Forking is often either derided or attacked by the source websites, mostly due to fear of revenue and userbase losses. ATT was attacked by Fast Eddie for these reasons, though the current administration of ATT and TVT have, after initial teething problems, settled into a period of benign indifference to each other so long as certain legal conditions are honored, such as not plagiarizing each other's content, which we have mutally agreed to respect and enforce. We have also promised each other to cooperate when dealing with vandals and other miscreants, and I personally hunted down information on someone who made a phished clone of TV Tropes and wrote a blog post on how to spot phished webpages because of my intense loathing of cyber crimes. TV Tropes has honorably rescinded their claim to retroactively own all edits made to their site and that users surrender their rights to redistribute, a fact we still note with gratitude.

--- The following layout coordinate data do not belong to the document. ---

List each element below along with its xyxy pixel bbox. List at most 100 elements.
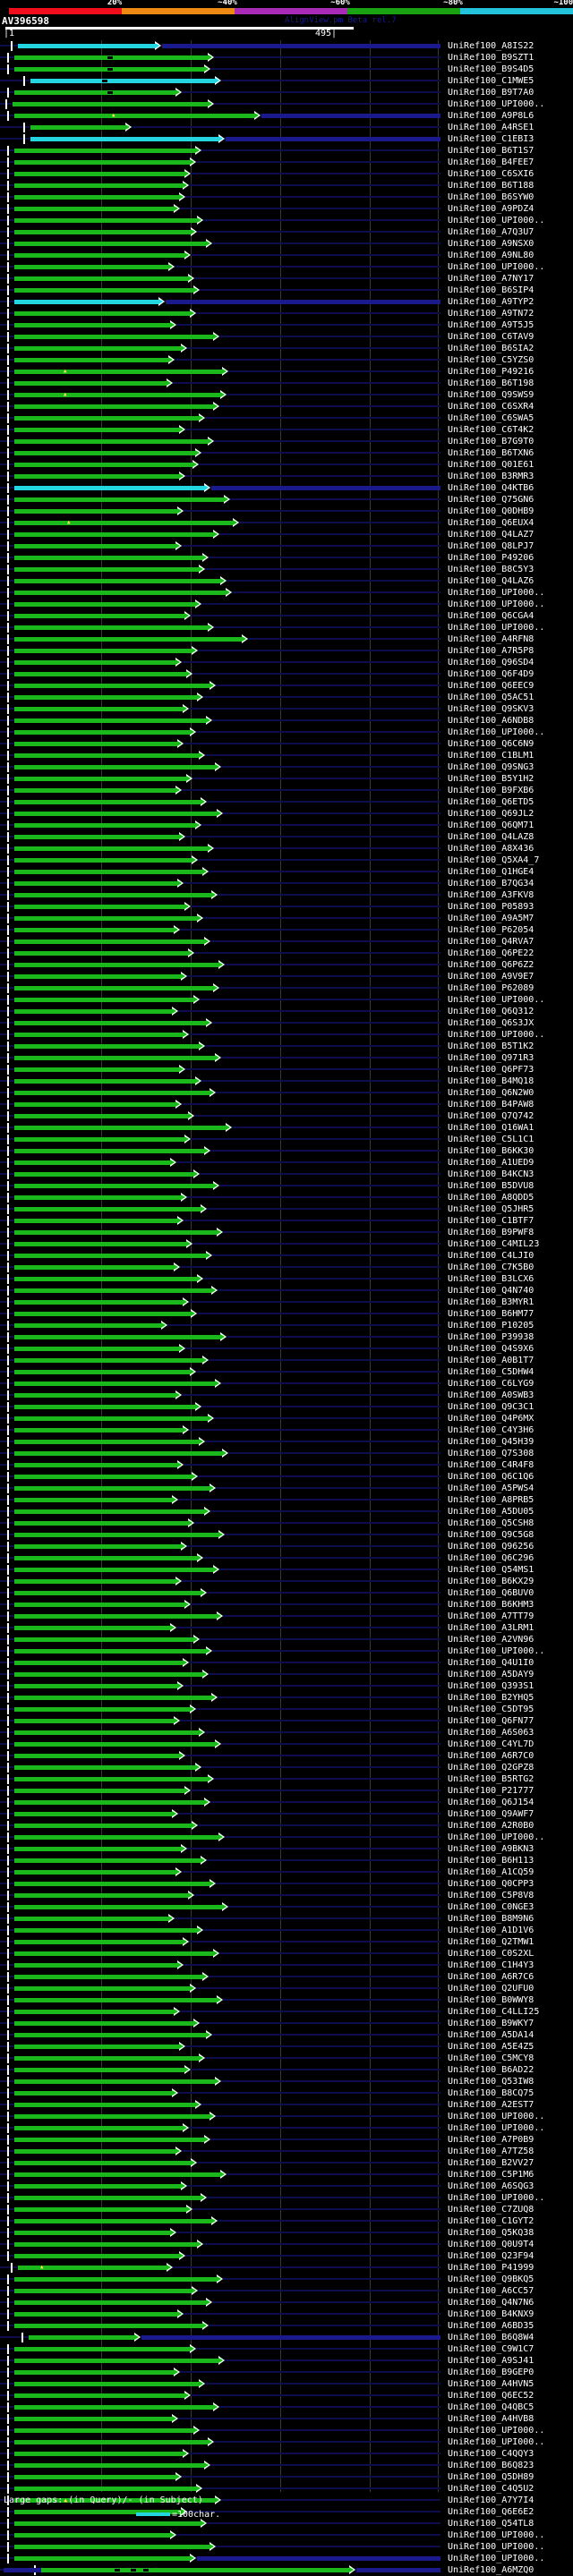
alignment-row[interactable]: UniRef100_B5RTG2 [0,1773,573,1785]
hsp-bar[interactable] [14,149,195,153]
alignment-row[interactable]: UniRef100_UPI000.. [0,2553,573,2564]
alignment-row[interactable]: UniRef100_B5T1K2 [0,1041,573,1052]
alignment-row[interactable]: UniRef100_Q4LAZ6 [0,575,573,587]
subject-accession-label[interactable]: UniRef100_UPI000.. [448,99,545,109]
subject-accession-label[interactable]: UniRef100_B6SIA2 [448,344,535,353]
alignment-row[interactable]: UniRef100_Q6CGA4 [0,610,573,622]
subject-accession-label[interactable]: UniRef100_Q45H39 [448,1437,535,1447]
hsp-bar[interactable] [14,1044,199,1049]
subject-accession-label[interactable]: UniRef100_B6TXN6 [448,448,535,458]
subject-accession-label[interactable]: UniRef100_UPI000.. [448,1030,545,1040]
hsp-bar[interactable] [14,1951,213,1956]
subject-accession-label[interactable]: UniRef100_B6AD22 [448,2065,535,2075]
alignment-row[interactable]: ▴ UniRef100_P41999 [0,2262,573,2274]
hsp-bar[interactable] [14,265,168,269]
alignment-row[interactable]: UniRef100_Q23F94 [0,2250,573,2262]
subject-accession-label[interactable]: UniRef100_A7Q3U7 [448,227,535,237]
hsp-bar[interactable] [14,486,204,490]
hsp-bar[interactable] [14,2498,215,2503]
alignment-row[interactable]: UniRef100_C4LJI0 [0,1250,573,1262]
hsp-bar[interactable] [14,2254,179,2258]
alignment-row[interactable]: UniRef100_Q4KTB6 [0,482,573,494]
subject-accession-label[interactable]: UniRef100_P41999 [448,2263,535,2273]
hsp-bar[interactable] [14,2370,174,2375]
hsp-bar[interactable] [14,370,222,374]
hsp-bar[interactable] [14,497,224,502]
subject-accession-label[interactable]: UniRef100_C6SWA5 [448,413,535,423]
alignment-row[interactable]: UniRef100_B6H113 [0,1855,573,1866]
hsp-bar[interactable] [14,2359,218,2363]
hsp-bar[interactable] [41,2568,349,2572]
alignment-row[interactable]: UniRef100_C6SWA5 [0,412,573,424]
alignment-row[interactable]: UniRef100_A9A5M7 [0,913,573,924]
subject-accession-label[interactable]: UniRef100_B3RMR3 [448,472,535,481]
subject-accession-label[interactable]: UniRef100_B2VV27 [448,2158,535,2168]
subject-accession-label[interactable]: UniRef100_B4KNX9 [448,2309,535,2319]
subject-accession-label[interactable]: UniRef100_Q9AWF7 [448,1809,535,1819]
subject-accession-label[interactable]: UniRef100_C9W1C7 [448,2344,535,2354]
hsp-bar[interactable] [14,1661,183,1665]
subject-accession-label[interactable]: UniRef100_A9V9E7 [448,972,535,982]
hsp-bar[interactable] [14,835,179,839]
hsp-bar[interactable] [14,2149,175,2154]
hsp-bar[interactable] [14,1649,206,1654]
subject-accession-label[interactable]: UniRef100_Q4S9X6 [448,1344,535,1354]
hsp-bar[interactable] [14,1230,217,1235]
hsp-bar[interactable] [14,2126,183,2130]
alignment-row[interactable]: UniRef100_Q6QM71 [0,820,573,831]
subject-accession-label[interactable]: UniRef100_B6T198 [448,378,535,388]
alignment-row[interactable]: UniRef100_P39938 [0,1331,573,1343]
hsp-bar[interactable] [14,428,179,432]
hsp-bar[interactable] [14,1614,217,1619]
subject-accession-label[interactable]: UniRef100_A7TZ58 [448,2147,535,2156]
alignment-row[interactable]: UniRef100_A6NDB8 [0,715,573,727]
hsp-bar[interactable] [14,404,213,409]
subject-accession-label[interactable]: UniRef100_B9S4D5 [448,64,535,74]
subject-accession-label[interactable]: UniRef100_A1CQ59 [448,1867,535,1877]
subject-accession-label[interactable]: UniRef100_C4R4F8 [448,1460,535,1470]
subject-accession-label[interactable]: UniRef100_A7Y7I4 [448,2495,535,2505]
alignment-row[interactable]: UniRef100_A1D1V6 [0,1925,573,1936]
hsp-bar[interactable] [14,591,226,595]
alignment-row[interactable]: UniRef100_B3LCX6 [0,1273,573,1285]
alignment-row[interactable]: UniRef100_P62054 [0,924,573,936]
subject-accession-label[interactable]: UniRef100_B7QG34 [448,879,535,888]
hsp-bar[interactable] [14,160,190,165]
alignment-row[interactable]: UniRef100_B9SZT1 [0,52,573,64]
subject-accession-label[interactable]: UniRef100_Q6EC52 [448,2391,535,2401]
subject-accession-label[interactable]: UniRef100_Q96SD4 [448,658,535,667]
hsp-bar[interactable] [14,1370,190,1374]
subject-accession-label[interactable]: UniRef100_C0S2XL [448,1949,535,1959]
subject-accession-label[interactable]: UniRef100_A2VN96 [448,1635,535,1645]
alignment-row[interactable]: UniRef100_C9W1C7 [0,2343,573,2355]
hsp-bar[interactable] [14,2533,170,2538]
hsp-bar[interactable] [14,300,158,304]
alignment-row[interactable]: UniRef100_B6AD22 [0,2064,573,2076]
hsp-bar[interactable] [14,311,190,316]
subject-accession-label[interactable]: UniRef100_A7TT79 [448,1611,535,1621]
alignment-row[interactable]: UniRef100_A4RSE1 [0,122,573,133]
hsp-bar[interactable] [14,753,199,758]
alignment-row[interactable]: UniRef100_C6SXI6 [0,168,573,180]
alignment-row[interactable]: UniRef100_B8C5Y3 [0,564,573,575]
subject-accession-label[interactable]: UniRef100_C6LYG9 [448,1379,535,1389]
subject-accession-label[interactable]: UniRef100_Q5XA4_7 [448,855,540,865]
subject-accession-label[interactable]: UniRef100_Q96256 [448,1542,535,1552]
hsp-bar[interactable] [14,1509,204,1514]
hsp-bar[interactable] [14,2231,170,2235]
alignment-row[interactable]: UniRef100_B5DVU8 [0,1180,573,1192]
hsp-bar[interactable] [14,195,179,200]
subject-accession-label[interactable]: UniRef100_Q6E6E2 [448,2507,535,2517]
subject-accession-label[interactable]: UniRef100_Q5CSH8 [448,1518,535,1528]
subject-accession-label[interactable]: UniRef100_Q6F4D9 [448,669,535,679]
alignment-row[interactable]: UniRef100_Q75GN6 [0,494,573,506]
hsp-bar[interactable] [14,602,195,607]
alignment-row[interactable]: UniRef100_Q6PE22 [0,948,573,959]
alignment-row[interactable]: UniRef100_UPI000.. [0,98,573,110]
subject-accession-label[interactable]: UniRef100_C1GYT2 [448,2216,535,2226]
subject-accession-label[interactable]: UniRef100_UPI000.. [448,2542,545,2552]
subject-accession-label[interactable]: UniRef100_UPI000.. [448,2426,545,2436]
subject-accession-label[interactable]: UniRef100_Q4P6MX [448,1414,535,1424]
alignment-row[interactable]: UniRef100_Q6F4D9 [0,668,573,680]
alignment-row[interactable]: UniRef100_C5P1M6 [0,2169,573,2181]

It bears mentioning, though, even though I'm now a Gamergater (who are oft accused by their detractors as harrassers and criminals), that I firmly fall on the side of keeping a fork within the bounds of the law, and that all activities on that fork should be as ethical and aboveboard as possible, not only for obvious legal reasons, but because if a fork really broke from its source due to a perceived corruption of their founding principles, then it behooves the community of the fork to act more honorable than the place they left, else they be revealed as hypocrites.

2 comments:

  1. "even though I'm now a Gamergater"

    There is no reason for you to state that. By doing so, you imply that all Gamergate supporters are lawbreakers.

    ReplyDelete
  2. Good point, I'll reword that, but the common conception of pro-Gamergaters (sadly pushed by their detractors) is that all who support that are harrassers and criminals.

    I support their cause, but I believe in doing so according to law, despite what the other side may say of the pro-GG side.